Vediamo ora, o signori, come si compie il fenomeno migratorio nella nostra Italia: vediamo ove fa capo questa fiumana di sangue, in qual parte si avvia questa gran massa di popolazione che ha toccati i 200 mila all’anno e l’anno scorso ha raggiunto la cifra di 204.000. La maggior parte di essa - è doloroso il dirlo - non sa dove vada. Per loro è l’America, il paese a cui si dirigono quelli che lasciano la patria in cerca di fortuna. Al Sud o al Nord, fra le zone temperate o le tropicali, in climi sani o pestilenti, su terre fertili o più sterili di quelle che abbandonano, in centri popolosi o in contrade deserte, essi non sanno. Vanno in America, e non di rado con l’aggravante di un contratto firmato in bianco che mette, se non la loro persona, il loro lavoro a disposizione di un padrone qualunque.

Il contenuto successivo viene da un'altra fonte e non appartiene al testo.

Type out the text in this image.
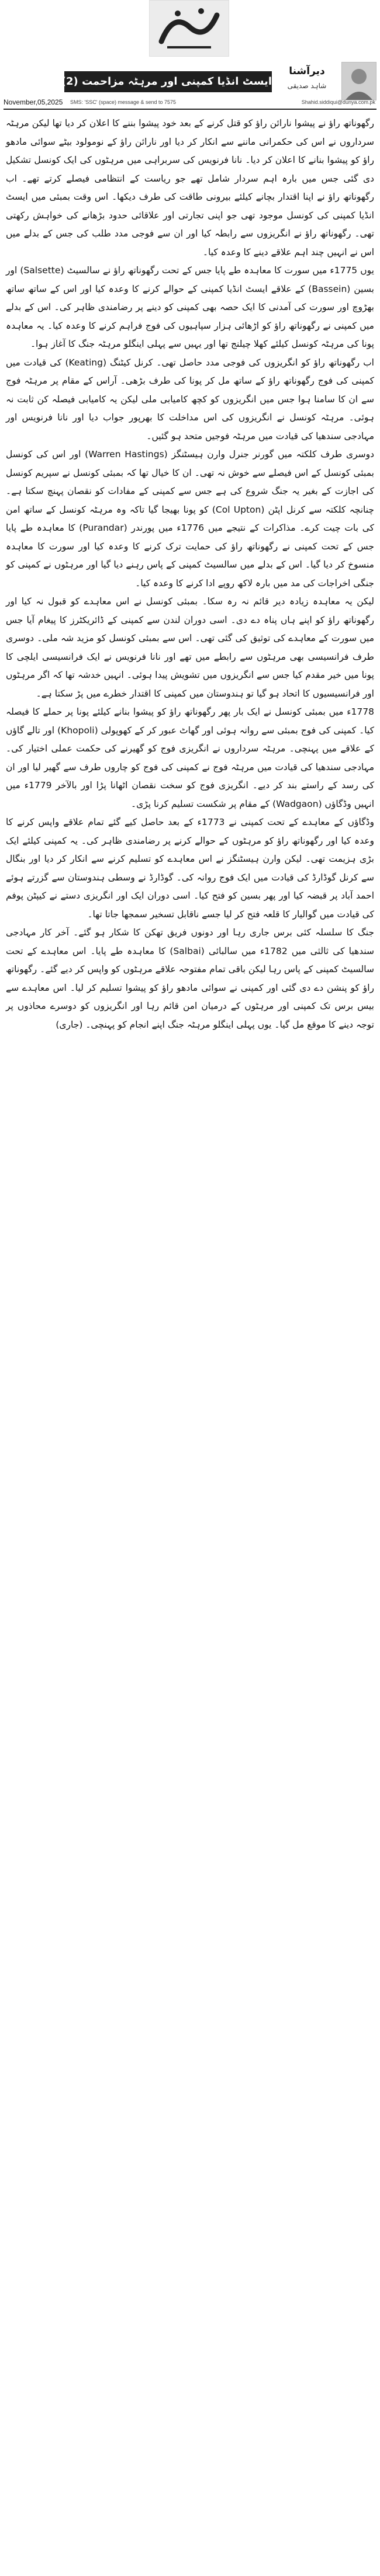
دیرآشنا
شاہد صدیقی
ایسٹ انڈیا کمپنی اور مرہٹہ مزاحمت (2)
November,05,2025 SMS: 'SSC' (space) message & send to 7575	Shahid.siddiqui@dunya.com.pk

رگھوناتھ راؤ نے پیشوا نارائن راؤ کو قتل کرنے کے بعد خود پیشوا بننے کا اعلان کر دیا تھا لیکن مرہٹہ سرداروں نے اس کی حکمرانی ماننے سے انکار کر دیا اور نارائن راؤ کے نومولود بیٹے سوائی مادھو راؤ کو پیشوا بنانے کا اعلان کر دیا۔ نانا فرنویس کی سربراہی میں مرہٹوں کی ایک کونسل تشکیل دی گئی جس میں بارہ اہم سردار شامل تھے جو ریاست کے انتظامی فیصلے کرتے تھے۔ اب رگھوناتھ راؤ نے اپنا اقتدار بچانے کیلئے بیرونی طاقت کی طرف دیکھا۔ اس وقت بمبئی میں ایسٹ انڈیا کمپنی کی کونسل موجود تھی جو اپنی تجارتی اور علاقائی حدود بڑھانے کی خواہش رکھتی تھی۔ رگھوناتھ راؤ نے انگریزوں سے رابطہ کیا اور ان سے فوجی مدد طلب کی جس کے بدلے میں اس نے انہیں چند اہم علاقے دینے کا وعدہ کیا۔

یوں 1775ء میں سورت کا معاہدہ طے پایا جس کے تحت رگھوناتھ راؤ نے سالسیٹ (Salsette) اور بسین (Bassein) کے علاقے ایسٹ انڈیا کمپنی کے حوالے کرنے کا وعدہ کیا اور اس کے ساتھ ساتھ بھڑوچ اور سورت کی آمدنی کا ایک حصہ بھی کمپنی کو دینے پر رضامندی ظاہر کی۔ اس کے بدلے میں کمپنی نے رگھوناتھ راؤ کو اڑھائی ہزار سپاہیوں کی فوج فراہم کرنے کا وعدہ کیا۔ یہ معاہدہ پونا کی مرہٹہ کونسل کیلئے کھلا چیلنج تھا اور یہیں سے پہلی اینگلو مرہٹہ جنگ کا آغاز ہوا۔

اب رگھوناتھ راؤ کو انگریزوں کی فوجی مدد حاصل تھی۔ کرنل کیٹنگ (Keating) کی قیادت میں کمپنی کی فوج رگھوناتھ راؤ کے ساتھ مل کر پونا کی طرف بڑھی۔ آراس کے مقام پر مرہٹہ فوج سے ان کا سامنا ہوا جس میں انگریزوں کو کچھ کامیابی ملی لیکن یہ کامیابی فیصلہ کن ثابت نہ ہوئی۔ مرہٹہ کونسل نے انگریزوں کی اس مداخلت کا بھرپور جواب دیا اور نانا فرنویس اور مہادجی سندھیا کی قیادت میں مرہٹہ فوجیں متحد ہو گئیں۔

دوسری طرف کلکتہ میں گورنر جنرل وارن ہیسٹنگز (Warren Hastings) اور اس کی کونسل بمبئی کونسل کے اس فیصلے سے خوش نہ تھی۔ ان کا خیال تھا کہ بمبئی کونسل نے سپریم کونسل کی اجازت کے بغیر یہ جنگ شروع کی ہے جس سے کمپنی کے مفادات کو نقصان پہنچ سکتا ہے۔ چنانچہ کلکتہ سے کرنل اپٹن (Col Upton) کو پونا بھیجا گیا تاکہ وہ مرہٹہ کونسل کے ساتھ امن کی بات چیت کرے۔ مذاکرات کے نتیجے میں 1776ء میں پورندر (Purandar) کا معاہدہ طے پایا جس کے تحت کمپنی نے رگھوناتھ راؤ کی حمایت ترک کرنے کا وعدہ کیا اور سورت کا معاہدہ منسوخ کر دیا گیا۔ اس کے بدلے میں سالسیٹ کمپنی کے پاس رہنے دیا گیا اور مرہٹوں نے کمپنی کو جنگی اخراجات کی مد میں بارہ لاکھ روپے ادا کرنے کا وعدہ کیا۔

لیکن یہ معاہدہ زیادہ دیر قائم نہ رہ سکا۔ بمبئی کونسل نے اس معاہدے کو قبول نہ کیا اور رگھوناتھ راؤ کو اپنے ہاں پناہ دے دی۔ اسی دوران لندن سے کمپنی کے ڈائریکٹرز کا پیغام آیا جس میں سورت کے معاہدے کی توثیق کی گئی تھی۔ اس سے بمبئی کونسل کو مزید شہ ملی۔ دوسری طرف فرانسیسی بھی مرہٹوں سے رابطے میں تھے اور نانا فرنویس نے ایک فرانسیسی ایلچی کا پونا میں خیر مقدم کیا جس سے انگریزوں میں تشویش پیدا ہوئی۔ انہیں خدشہ تھا کہ اگر مرہٹوں اور فرانسیسیوں کا اتحاد ہو گیا تو ہندوستان میں کمپنی کا اقتدار خطرے میں پڑ سکتا ہے۔

1778ء میں بمبئی کونسل نے ایک بار پھر رگھوناتھ راؤ کو پیشوا بنانے کیلئے پونا پر حملے کا فیصلہ کیا۔ کمپنی کی فوج بمبئی سے روانہ ہوئی اور گھاٹ عبور کر کے کھوپولی (Khopoli) اور تالے گاؤں کے علاقے میں پہنچی۔ مرہٹہ سرداروں نے انگریزی فوج کو گھیرنے کی حکمت عملی اختیار کی۔ مہادجی سندھیا کی قیادت میں مرہٹہ فوج نے کمپنی کی فوج کو چاروں طرف سے گھیر لیا اور ان کی رسد کے راستے بند کر دیے۔ انگریزی فوج کو سخت نقصان اٹھانا پڑا اور بالآخر 1779ء میں انہیں وڈگاؤں (Wadgaon) کے مقام پر شکست تسلیم کرنا پڑی۔

وڈگاؤں کے معاہدے کے تحت کمپنی نے 1773ء کے بعد حاصل کیے گئے تمام علاقے واپس کرنے کا وعدہ کیا اور رگھوناتھ راؤ کو مرہٹوں کے حوالے کرنے پر رضامندی ظاہر کی۔ یہ کمپنی کیلئے ایک بڑی ہزیمت تھی۔ لیکن وارن ہیسٹنگز نے اس معاہدے کو تسلیم کرنے سے انکار کر دیا اور بنگال سے کرنل گوڈارڈ کی قیادت میں ایک فوج روانہ کی۔ گوڈارڈ نے وسطی ہندوستان سے گزرتے ہوئے احمد آباد پر قبضہ کیا اور پھر بسین کو فتح کیا۔ اسی دوران ایک اور انگریزی دستے نے کیپٹن پوفم کی قیادت میں گوالیار کا قلعہ فتح کر لیا جسے ناقابل تسخیر سمجھا جاتا تھا۔

جنگ کا سلسلہ کئی برس جاری رہا اور دونوں فریق تھکن کا شکار ہو گئے۔ آخر کار مہادجی سندھیا کی ثالثی میں 1782ء میں سالبائی (Salbai) کا معاہدہ طے پایا۔ اس معاہدے کے تحت سالسیٹ کمپنی کے پاس رہا لیکن باقی تمام مفتوحہ علاقے مرہٹوں کو واپس کر دیے گئے۔ رگھوناتھ راؤ کو پنشن دے دی گئی اور کمپنی نے سوائی مادھو راؤ کو پیشوا تسلیم کر لیا۔ اس معاہدے سے بیس برس تک کمپنی اور مرہٹوں کے درمیان امن قائم رہا اور انگریزوں کو دوسرے محاذوں پر توجہ دینے کا موقع مل گیا۔ یوں پہلی اینگلو مرہٹہ جنگ اپنے انجام کو پہنچی۔ (جاری)
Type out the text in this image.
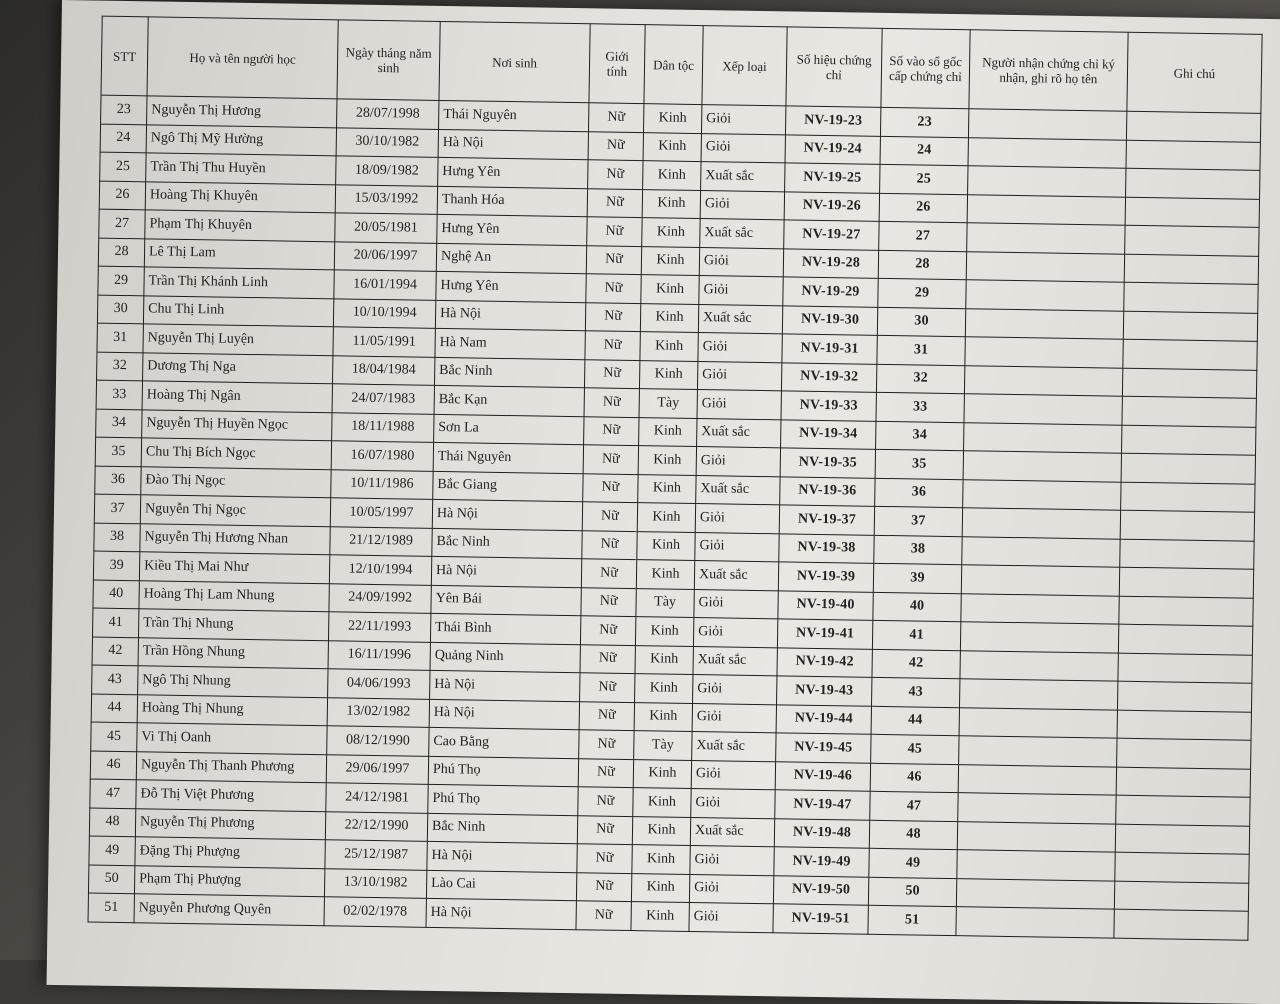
STT	Họ và tên người học	Ngày tháng năm sinh	Nơi sinh	Giới tính	Dân tộc	Xếp loại	Số hiệu chứng chỉ	Số vào sổ gốc cấp chứng chỉ	Người nhận chứng chỉ ký nhận, ghi rõ họ tên	Ghi chú
23	Nguyễn Thị Hương	28/07/1998	Thái Nguyên	Nữ	Kinh	Giỏi	NV-19-23	23		
24	Ngô Thị Mỹ Hường	30/10/1982	Hà Nội	Nữ	Kinh	Giỏi	NV-19-24	24		
25	Trần Thị Thu Huyền	18/09/1982	Hưng Yên	Nữ	Kinh	Xuất sắc	NV-19-25	25		
26	Hoàng Thị Khuyên	15/03/1992	Thanh Hóa	Nữ	Kinh	Giỏi	NV-19-26	26		
27	Phạm Thị Khuyên	20/05/1981	Hưng Yên	Nữ	Kinh	Xuất sắc	NV-19-27	27		
28	Lê Thị Lam	20/06/1997	Nghệ An	Nữ	Kinh	Giỏi	NV-19-28	28		
29	Trần Thị Khánh Linh	16/01/1994	Hưng Yên	Nữ	Kinh	Giỏi	NV-19-29	29		
30	Chu Thị Linh	10/10/1994	Hà Nội	Nữ	Kinh	Xuất sắc	NV-19-30	30		
31	Nguyễn Thị Luyện	11/05/1991	Hà Nam	Nữ	Kinh	Giỏi	NV-19-31	31		
32	Dương Thị Nga	18/04/1984	Bắc Ninh	Nữ	Kinh	Giỏi	NV-19-32	32		
33	Hoàng Thị Ngân	24/07/1983	Bắc Kạn	Nữ	Tày	Giỏi	NV-19-33	33		
34	Nguyễn Thị Huyền Ngọc	18/11/1988	Sơn La	Nữ	Kinh	Xuất sắc	NV-19-34	34		
35	Chu Thị Bích Ngọc	16/07/1980	Thái Nguyên	Nữ	Kinh	Giỏi	NV-19-35	35		
36	Đào Thị Ngọc	10/11/1986	Bắc Giang	Nữ	Kinh	Xuất sắc	NV-19-36	36		
37	Nguyễn Thị Ngọc	10/05/1997	Hà Nội	Nữ	Kinh	Giỏi	NV-19-37	37		
38	Nguyễn Thị Hương Nhan	21/12/1989	Bắc Ninh	Nữ	Kinh	Giỏi	NV-19-38	38		
39	Kiều Thị Mai Như	12/10/1994	Hà Nội	Nữ	Kinh	Xuất sắc	NV-19-39	39		
40	Hoàng Thị Lam Nhung	24/09/1992	Yên Bái	Nữ	Tày	Giỏi	NV-19-40	40		
41	Trần Thị Nhung	22/11/1993	Thái Bình	Nữ	Kinh	Giỏi	NV-19-41	41		
42	Trần Hồng Nhung	16/11/1996	Quảng Ninh	Nữ	Kinh	Xuất sắc	NV-19-42	42		
43	Ngô Thị Nhung	04/06/1993	Hà Nội	Nữ	Kinh	Giỏi	NV-19-43	43		
44	Hoàng Thị Nhung	13/02/1982	Hà Nội	Nữ	Kinh	Giỏi	NV-19-44	44		
45	Vi Thị Oanh	08/12/1990	Cao Bằng	Nữ	Tày	Xuất sắc	NV-19-45	45		
46	Nguyễn Thị Thanh Phương	29/06/1997	Phú Thọ	Nữ	Kinh	Giỏi	NV-19-46	46		
47	Đỗ Thị Việt Phương	24/12/1981	Phú Thọ	Nữ	Kinh	Giỏi	NV-19-47	47		
48	Nguyễn Thị Phương	22/12/1990	Bắc Ninh	Nữ	Kinh	Xuất sắc	NV-19-48	48		
49	Đặng Thị Phượng	25/12/1987	Hà Nội	Nữ	Kinh	Giỏi	NV-19-49	49		
50	Phạm Thị Phượng	13/10/1982	Lào Cai	Nữ	Kinh	Giỏi	NV-19-50	50		
51	Nguyễn Phương Quyên	02/02/1978	Hà Nội	Nữ	Kinh	Giỏi	NV-19-51	51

È così, che gli agenti di emigrazione hanno avviato un numero assai considerevole di emigranti al Brasile, a sostituire la mano d’opera già insufficiente ai bisogni dell’agricoltura, e resa affatto deficiente, come già dissi dall’abolizione della schiavitù. È così che a New York il cosi detto sistema dei padroni, condannato con un Bill del Senato degli Stati Uniti, agglomerò un numero sterminato di emigranti, attirati colà con mille promesse, sfruttati indegnamente e poi abbandonati, per lasciare il posto ai nuovi venuti, vittime nuove di turpi guadagni. È così, da ultimo, che nel Chili (Cile), per tacere di molti altri casi, trovano l’abbandono e la miseria più migliaia di nostri connazionali, allettati a recarvisi da ridenti menzogne. E come l’ignoranza e la povertà li rende qui in patria facili vittime degli agenti di emigrazione, così laggiù l’isolamento e la miseria li rende preda facilissima di speculazione,
sempre dovunque senza viscere di pietà, e laggiù più che altrove. Per tal guisa, invece di lavoro adatto e largamente retribuito, invece di abbondante e sano nutrimento trovano quegli infelici un rude lavoro, - quando lo trovano - una retribuzione che, misurata alle fatiche, ai pericoli, al rincaro dei generi di prima necessità, è una vera irrisione, trovano poi il poco miglioramento dietetico pagato a largo prezzo, con la privazione bene spesso di quanto significa vita civile.